Dutch report on events surrounding the massacre is so broad that both prosecution and defence witnesses are using it.

Controversial Srebrenica Report Back on Table

Dutch report on events surrounding the massacre is so broad that both prosecution and defence witnesses are using it.

Wednesday, 9 November, 2005

When Paul Shoup, an American professor at the University of Virginia, took the stand at the Hague tribunal this week, he argued that it would be unfair to pass judgement on atrocities committed by Bosnian Serb nationalists without taking into consideration the propaganda the population had been exposed to.


Appearing as an expert witness for the defence of Radislav Brdjanin, a Bosnian Serb politician on trial for genocide, Shoup mostly referred to a book he co-authored entitled “The War in Bosnia Herzegovina: Ethnic Conflict and International Intervention.”


But he also drew from what has become known as the “NIOD report”, a 6,000-page account of what happened in Srebrenica, compiled by the respected Netherlands Institute for War Documentation, NIOD.


In a separate tribunal courtroom, another expert witness, Norwegian statistics professor Helge Brunborg, was drawing on the NIOD report for her testimony in the trial of Vidoje Blagojevic and Dragan Jokic, two Bosnian Serb Army officers charged with helping organise the Srebrenica massacre.


But unlike Shoup, Brunborg was testifying for the prosecution.


How is it that both a defence witness and a prosecution witness to ethnic cleansing in Bosnia can draw on the same report to make their case?


Some say this shows how reliable and authoritative the NIOD report is.


The document, commissioned by the Dutch government following criticism of the way its peacekeeping force in the Srebrenica behaved at the time of the massacre, took six years to prepare and has been heralded by many as the most authoritative account of the events of July 1995.


However, critics allege that the massive tome is full of inaccuracies and amounts to a whitewash designed to clear the Dutch of any wrongdoing. They claim that the government-financed report now provides a “one-stop shop” of information for all sides if the conflict, because it was watered down too much for it to take a real position on anything.


According to Jan Willem Honig, senior lecturer in war studies at London’s Kings College and co-author of the highly-praised “Srebrenica, Record of a War Crime”, the truth lies somewhere in between.

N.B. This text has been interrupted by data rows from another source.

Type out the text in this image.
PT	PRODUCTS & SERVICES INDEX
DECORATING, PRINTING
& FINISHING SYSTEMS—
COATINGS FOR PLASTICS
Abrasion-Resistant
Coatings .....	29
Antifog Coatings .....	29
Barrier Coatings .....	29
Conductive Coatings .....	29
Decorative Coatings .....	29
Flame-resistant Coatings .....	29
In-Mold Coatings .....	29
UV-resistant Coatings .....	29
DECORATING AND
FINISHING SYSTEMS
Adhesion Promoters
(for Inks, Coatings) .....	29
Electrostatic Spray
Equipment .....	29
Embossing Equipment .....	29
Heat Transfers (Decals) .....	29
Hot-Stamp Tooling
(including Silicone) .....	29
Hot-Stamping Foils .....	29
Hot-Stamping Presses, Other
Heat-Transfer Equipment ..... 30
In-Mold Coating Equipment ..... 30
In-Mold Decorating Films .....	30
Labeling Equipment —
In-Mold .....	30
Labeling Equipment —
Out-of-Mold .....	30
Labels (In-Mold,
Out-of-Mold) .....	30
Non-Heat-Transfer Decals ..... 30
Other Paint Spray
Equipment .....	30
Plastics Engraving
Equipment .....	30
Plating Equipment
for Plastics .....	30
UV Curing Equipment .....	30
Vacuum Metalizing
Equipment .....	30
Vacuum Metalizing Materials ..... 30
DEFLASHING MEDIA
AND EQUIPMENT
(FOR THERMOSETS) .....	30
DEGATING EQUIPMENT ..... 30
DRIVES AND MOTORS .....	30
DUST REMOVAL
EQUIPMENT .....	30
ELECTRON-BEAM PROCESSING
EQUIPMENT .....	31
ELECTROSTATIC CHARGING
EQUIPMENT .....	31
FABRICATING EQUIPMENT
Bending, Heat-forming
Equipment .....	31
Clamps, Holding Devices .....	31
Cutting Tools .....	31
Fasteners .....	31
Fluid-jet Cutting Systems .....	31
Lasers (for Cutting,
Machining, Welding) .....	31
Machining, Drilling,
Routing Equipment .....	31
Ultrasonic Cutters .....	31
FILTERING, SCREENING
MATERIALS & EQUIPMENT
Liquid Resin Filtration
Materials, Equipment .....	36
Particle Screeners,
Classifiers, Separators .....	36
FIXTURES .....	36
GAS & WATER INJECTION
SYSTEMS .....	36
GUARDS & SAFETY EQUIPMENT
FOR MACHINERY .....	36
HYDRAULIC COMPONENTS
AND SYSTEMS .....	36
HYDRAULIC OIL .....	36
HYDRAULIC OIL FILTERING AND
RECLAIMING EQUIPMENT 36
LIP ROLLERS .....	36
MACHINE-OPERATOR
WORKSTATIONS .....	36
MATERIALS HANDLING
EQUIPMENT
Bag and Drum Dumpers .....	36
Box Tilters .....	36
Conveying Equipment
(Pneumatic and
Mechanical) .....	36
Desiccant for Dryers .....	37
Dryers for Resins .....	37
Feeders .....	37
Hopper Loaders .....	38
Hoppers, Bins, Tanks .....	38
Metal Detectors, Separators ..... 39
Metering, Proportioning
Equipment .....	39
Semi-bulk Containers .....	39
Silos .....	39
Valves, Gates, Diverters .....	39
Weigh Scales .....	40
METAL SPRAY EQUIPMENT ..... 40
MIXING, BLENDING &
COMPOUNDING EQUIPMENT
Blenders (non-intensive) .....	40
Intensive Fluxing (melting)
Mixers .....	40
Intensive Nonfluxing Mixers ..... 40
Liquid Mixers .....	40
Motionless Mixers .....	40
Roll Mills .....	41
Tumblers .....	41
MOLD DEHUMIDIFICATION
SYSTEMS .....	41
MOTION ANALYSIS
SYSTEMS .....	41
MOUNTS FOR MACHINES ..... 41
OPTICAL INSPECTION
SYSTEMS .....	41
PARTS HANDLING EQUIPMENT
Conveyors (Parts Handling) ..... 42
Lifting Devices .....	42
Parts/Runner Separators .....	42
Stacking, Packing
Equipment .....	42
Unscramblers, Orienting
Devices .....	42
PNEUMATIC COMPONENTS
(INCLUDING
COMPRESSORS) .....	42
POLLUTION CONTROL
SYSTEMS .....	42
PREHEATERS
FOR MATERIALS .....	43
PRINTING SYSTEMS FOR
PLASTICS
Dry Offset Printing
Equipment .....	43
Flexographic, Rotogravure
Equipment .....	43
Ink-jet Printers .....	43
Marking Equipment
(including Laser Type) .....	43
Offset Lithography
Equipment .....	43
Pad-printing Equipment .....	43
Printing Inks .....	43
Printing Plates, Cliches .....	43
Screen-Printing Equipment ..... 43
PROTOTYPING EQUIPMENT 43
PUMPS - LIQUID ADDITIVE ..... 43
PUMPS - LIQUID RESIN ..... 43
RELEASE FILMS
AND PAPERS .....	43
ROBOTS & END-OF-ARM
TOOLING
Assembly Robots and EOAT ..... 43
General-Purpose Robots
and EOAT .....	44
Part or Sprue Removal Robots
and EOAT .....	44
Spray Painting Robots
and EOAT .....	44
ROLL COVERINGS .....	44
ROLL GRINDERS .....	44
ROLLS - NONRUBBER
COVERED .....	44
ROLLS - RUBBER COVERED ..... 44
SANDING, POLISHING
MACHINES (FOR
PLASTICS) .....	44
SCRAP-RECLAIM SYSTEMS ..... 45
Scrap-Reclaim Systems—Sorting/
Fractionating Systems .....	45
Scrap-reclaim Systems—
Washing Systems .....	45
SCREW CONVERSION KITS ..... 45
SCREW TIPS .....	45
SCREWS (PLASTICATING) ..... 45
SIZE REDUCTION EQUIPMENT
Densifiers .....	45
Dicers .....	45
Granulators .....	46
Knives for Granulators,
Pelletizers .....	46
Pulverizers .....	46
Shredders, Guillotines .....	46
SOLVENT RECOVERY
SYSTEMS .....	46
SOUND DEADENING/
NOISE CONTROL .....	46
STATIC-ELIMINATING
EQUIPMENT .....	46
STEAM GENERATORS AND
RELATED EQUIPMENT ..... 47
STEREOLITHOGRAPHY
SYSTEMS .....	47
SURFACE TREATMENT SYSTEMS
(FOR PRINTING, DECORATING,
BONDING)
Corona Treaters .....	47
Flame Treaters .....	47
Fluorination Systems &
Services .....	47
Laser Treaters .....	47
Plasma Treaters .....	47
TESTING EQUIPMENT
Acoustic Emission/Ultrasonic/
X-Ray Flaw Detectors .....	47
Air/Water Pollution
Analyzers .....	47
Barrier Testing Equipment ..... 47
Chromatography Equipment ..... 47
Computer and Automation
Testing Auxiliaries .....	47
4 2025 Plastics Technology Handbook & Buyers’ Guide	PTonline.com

Although he says the report “has an aura of independent academic research,” Honig is critical of its length, saying the sheer abundance of information makes it possible for anyone to pluck from it whatever they need to make their point.


This, he says, is a liability because the report is not always consistent.


“It's possible to draw different conclusions from the different parts in the book. Therefore one can imagine it is useful to both defence and prosecution,” he said.


Honig said he found numerous errors in the report as well. For example, he said an explanatory map inserted as a graphic aid to explaining the Bosnian Serb battle plan does not correspond with the plan as described in the text. And neither the written description nor the map accurately describe the actual plan.


Worse than the inaccuracies, according to Honig, is the fact that the report has no clear objective.


“They [the researchers] should have considered better what they wanted to establish with the report. That might have saved thousands of pages. With its leisurely narrative approach they shot themselves in the foot. The project escaped their control; it became too big,” he said.


Honig is not alone in criticising the report. Many readers have complained that the index is poorly organised and full of errors, particularly regarding peoples’ names.


Even those who worked on the NIOD report have been critical of it.


One of the nine NIOD-researchers, anthropologist Ger Duijzings recently told the Dutch newspaper NRC Handelsblad, “Information from sources that I found unreliable, I found back in Part 1 [of the report] – used by [fellow-researcher] Bob de Graaf, if he thought it fitted in his argumentation.”


Now it seems that the controversy surrounding the NIOD report will enter the tribunal’s courtrooms, as witnesses for the defence and prosecution pick and choose what they want from it.


Most recently, former Yugoslav president Slobodan Milosevic indicated that he would likely be using parts of the report as part of his defence.


This can hardly be what its creators had in mind when they set out to create the most authoritative report on Srebrenica to date.


Karen Meirik is an IWPR reporter in The Hague.